"Ne yani; böylesi korkunç bir dünyanın, bir de cehennemi mi var?"
Umberto Eco
Buraya Arda ile Enes'i bırakıyorum. Bir önce ki bölüm medyada çıkmamışlar.
Keyifli okumalaar 🍀
Eğik yazı ile yazılan yerler ilahi bakış açısı ile yazılmıştır.
●●●
Yatağımdan kalktım ve gardıroba yöneldim. Davete bir saat vardı ama ben kararsız bir insan olduğum için şimdiden kombinimi hazırlamaya başlamalıydım.
Gözlerimi kıyafetlerde gezdirmeye başladım. Burada çok bir kıyafetim yoktu. Çoğunluğu babamgilin aldıklarıydı ve hepsi birbirinden güzel duruyordu.
Kıyafetlere bakarken bir yandan da düşünüyordum. Bana kalsa eşofman ile giderdim ama maalesef öyle bir seçeneğim yoktu. Hatta eşofmanı bırak, pantolon bile giymek pek anlamlı olmaz diye düşünüyorum. Kumaş pantolon hariç tabii ki. Kumaş pantolon ayrı bir güzeldi. Hem günlük hem de şık mekanlara giderken bile giyilebiliyordu ve bu yüzden evde renk renk Kumaş pantolonum vardı.
Neyse.
En iyisi elbise giymekti sanırım. Gözlerimi sıra sıra hepsinde gezdirirken hem sade, hem şık, hem de bir tık resmi bir şeyler arıyordum. Sonuçta koskoca komutanlar olacaktı. Özenli olmalıydım. Bir yerde duymuştum bir insanın karakterini sadece giyim tarzından anlayabilirsiniz diyordu. Aslında doğruydu. Bende bugün öyle yapacaktım mesela. İnsanları dış görünüşlerine göre yargılamak değildi bu, giydiği şeylerden zevkini, zevkinden de karakterini çözmekti sadece.

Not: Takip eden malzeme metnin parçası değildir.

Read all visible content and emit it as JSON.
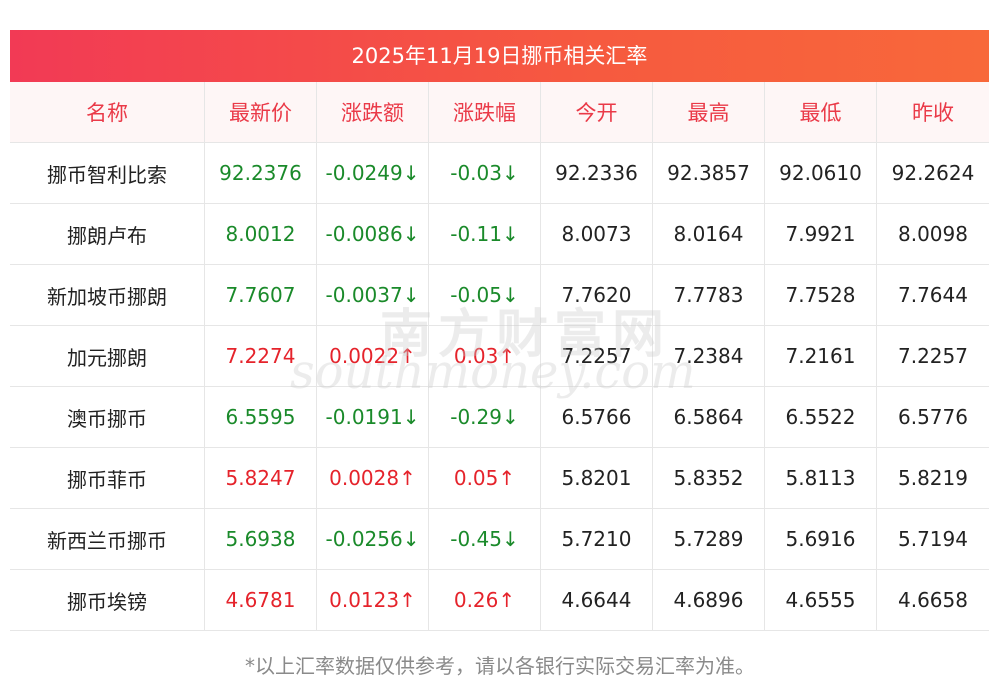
{
  "title": "2025年11月19日挪币相关汇率",
  "columns": [
    "名称",
    "最新价",
    "涨跌额",
    "涨跌幅",
    "今开",
    "最高",
    "最低",
    "昨收"
  ],
  "rows": [
    {
      "name": "挪币智利比索",
      "latest": "92.2376",
      "change": "-0.0249↓",
      "pct": "-0.03↓",
      "open": "92.2336",
      "high": "92.3857",
      "low": "92.0610",
      "prev": "92.2624",
      "dir": "down"
    },
    {
      "name": "挪朗卢布",
      "latest": "8.0012",
      "change": "-0.0086↓",
      "pct": "-0.11↓",
      "open": "8.0073",
      "high": "8.0164",
      "low": "7.9921",
      "prev": "8.0098",
      "dir": "down"
    },
    {
      "name": "新加坡币挪朗",
      "latest": "7.7607",
      "change": "-0.0037↓",
      "pct": "-0.05↓",
      "open": "7.7620",
      "high": "7.7783",
      "low": "7.7528",
      "prev": "7.7644",
      "dir": "down"
    },
    {
      "name": "加元挪朗",
      "latest": "7.2274",
      "change": "0.0022↑",
      "pct": "0.03↑",
      "open": "7.2257",
      "high": "7.2384",
      "low": "7.2161",
      "prev": "7.2257",
      "dir": "up"
    },
    {
      "name": "澳币挪币",
      "latest": "6.5595",
      "change": "-0.0191↓",
      "pct": "-0.29↓",
      "open": "6.5766",
      "high": "6.5864",
      "low": "6.5522",
      "prev": "6.5776",
      "dir": "down"
    },
    {
      "name": "挪币菲币",
      "latest": "5.8247",
      "change": "0.0028↑",
      "pct": "0.05↑",
      "open": "5.8201",
      "high": "5.8352",
      "low": "5.8113",
      "prev": "5.8219",
      "dir": "up"
    },
    {
      "name": "新西兰币挪币",
      "latest": "5.6938",
      "change": "-0.0256↓",
      "pct": "-0.45↓",
      "open": "5.7210",
      "high": "5.7289",
      "low": "5.6916",
      "prev": "5.7194",
      "dir": "down"
    },
    {
      "name": "挪币埃镑",
      "latest": "4.6781",
      "change": "0.0123↑",
      "pct": "0.26↑",
      "open": "4.6644",
      "high": "4.6896",
      "low": "4.6555",
      "prev": "4.6658",
      "dir": "up"
    }
  ],
  "footnote": "*以上汇率数据仅供参考，请以各银行实际交易汇率为准。",
  "watermark": {
    "cn": "南方财富网",
    "en": "southmoney.com"
  },
  "colors": {
    "up": "#e5232b",
    "down": "#1a8a2a",
    "header_text": "#ea3a48",
    "title_bar": "#f4474b"
  }
}
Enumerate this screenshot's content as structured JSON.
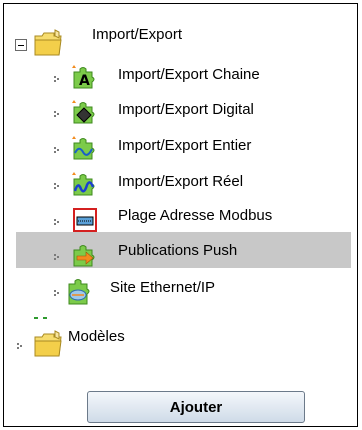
{
  "tree": {
    "root": {
      "label": "Import/Export",
      "icon": "folder-icon"
    },
    "children": [
      {
        "label": "Import/Export Chaine",
        "icon": "letter-a-puzzle-icon"
      },
      {
        "label": "Import/Export Digital",
        "icon": "diamond-puzzle-icon"
      },
      {
        "label": "Import/Export Entier",
        "icon": "wave-puzzle-icon"
      },
      {
        "label": "Import/Export Réel",
        "icon": "blue-wave-puzzle-icon"
      },
      {
        "label": "Plage Adresse Modbus",
        "icon": "modbus-range-icon"
      },
      {
        "label": "Publications Push",
        "icon": "push-arrow-puzzle-icon"
      },
      {
        "label": "Site Ethernet/IP",
        "icon": "ethernet-ip-icon"
      }
    ],
    "second_root": {
      "label": "Modèles",
      "icon": "folder-icon"
    }
  },
  "actions": {
    "add_label": "Ajouter"
  },
  "colors": {
    "selection": "#c8c8c8",
    "folder": "#f3d35a",
    "puzzle_green": "#7ccb4a",
    "accent_orange": "#f28b1e"
  }
}
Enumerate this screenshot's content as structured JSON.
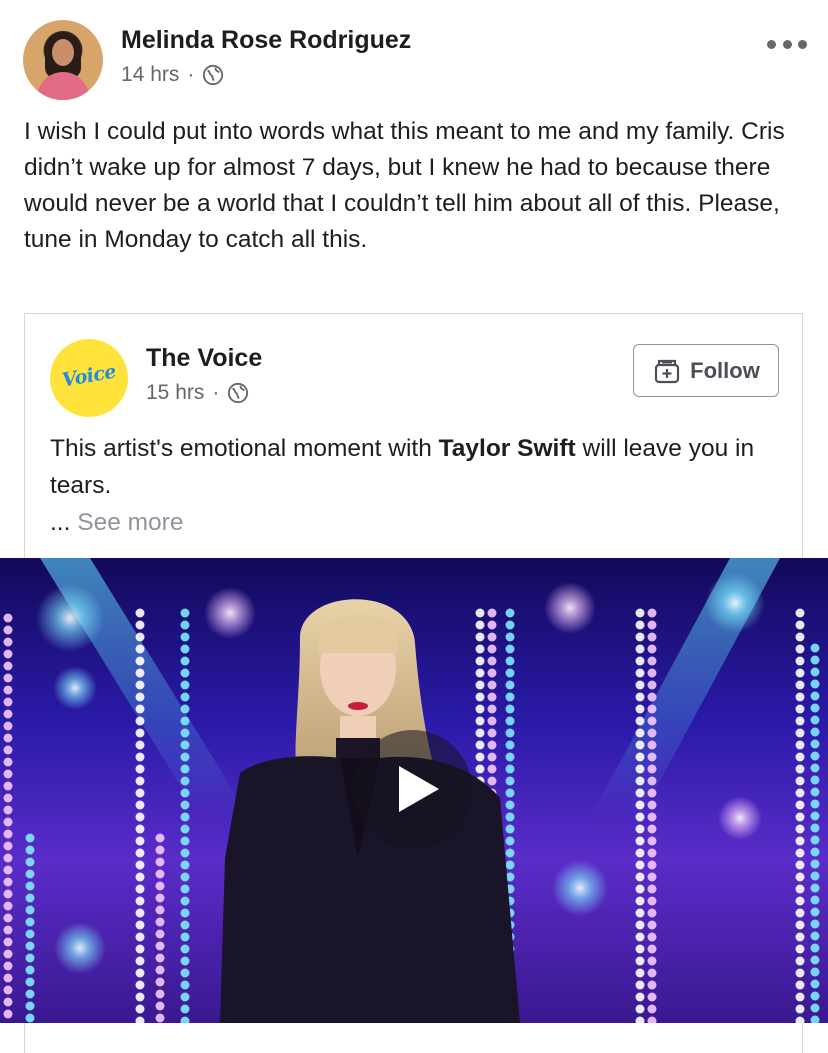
{
  "post": {
    "author_name": "Melinda Rose Rodriguez",
    "timestamp": "14 hrs",
    "separator": "·",
    "privacy_icon": "globe-icon",
    "more_icon": "more-options-icon",
    "text": "I wish I could put into words what this meant to me and my family. Cris didn’t wake up for almost 7 days, but I knew he had to because there would never be a world that I couldn’t tell him about all of this. Please, tune in Monday to catch all this."
  },
  "shared": {
    "page_name": "The Voice",
    "logo_text": "Voice",
    "timestamp": "15 hrs",
    "separator": "·",
    "privacy_icon": "globe-icon",
    "follow_label": "Follow",
    "follow_icon": "follow-page-icon",
    "text_before": "This artist's emotional moment with ",
    "text_bold": "Taylor Swift",
    "text_after": " will leave you in tears.",
    "ellipsis": "...",
    "see_more": "See more"
  },
  "video": {
    "play_icon": "play-icon",
    "colors": {
      "background": "#2a1aa8",
      "light_pink": "#f5c8ff",
      "light_cyan": "#7fe9ff",
      "jacket": "#1a1428"
    }
  }
}
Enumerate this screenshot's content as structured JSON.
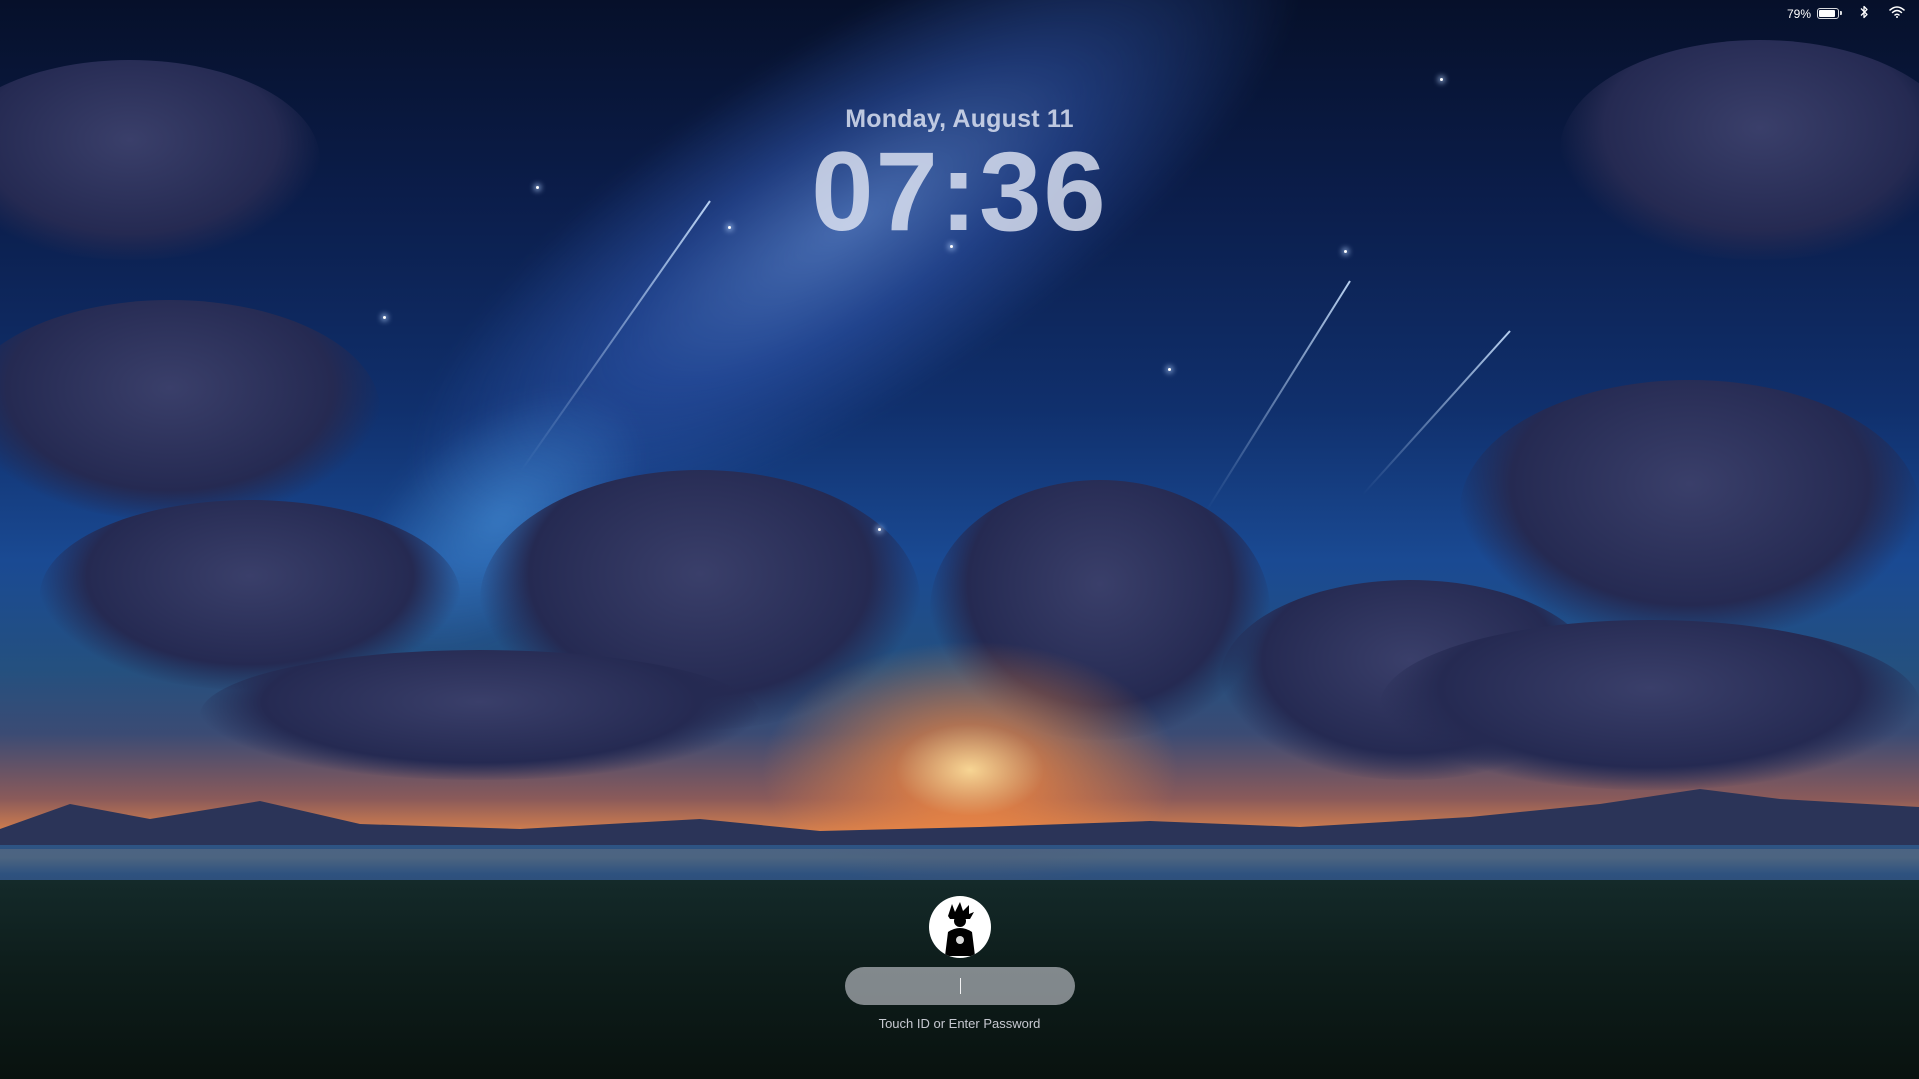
{
  "status_bar": {
    "battery_percent": "79%",
    "battery_level": 0.79,
    "icons": [
      "battery-icon",
      "bluetooth-icon",
      "wifi-icon"
    ]
  },
  "lock_screen": {
    "date": "Monday, August 11",
    "time": "07:36"
  },
  "login": {
    "avatar_icon": "user-avatar-silhouette",
    "password_placeholder": "",
    "hint": "Touch ID or Enter Password"
  },
  "colors": {
    "text": "#e2e7f5",
    "field_bg": "#e1e1eb"
  }
}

Sonunda ince askılı siyah bir elbisede karar kıldığımda, onu yatağın üzerine bıraktım ve terleyen bedenimi rahatlatmak için duşa girdim. Uzun süren ılık bir duştan sonra, önce cilt ve saç bakım kremleri sürüp, sonra saçlarımı düşük ısıda kuruttum. Hafif nemli bıraktığım saçlarıma tekrar krem sürerken, onları kendi hallerinde kurumaya bırakarak makyaj masasına oturdum. Üstümü giymemiştim, direkt elbiseyi giymeyi düşünüyordum. Yüzüme yakışan, şeftali ve vişne çürüğü renklerinin karışımı hafif bir makyaj yaptım. Vişne çürüğü renginin, sadece yanaklarımda allık ve dudağımda ruj olarak bulunması dışında bir sorun yoktu.
ŞİMDİ OKUDUĞUN
MANOLYA
Teen FictionNe demek 5 üvey abi!? Ben abimle mutluydum ne gerek vardı 5 tane daha abiye. Bir de velet vardı! Ahh tabii bir de asker olan babalığı unutmamak lazım! Klasik abi kurgularından birazcık farklı. Yazım yanlışları veya mantık hataları varsa kusura bakma...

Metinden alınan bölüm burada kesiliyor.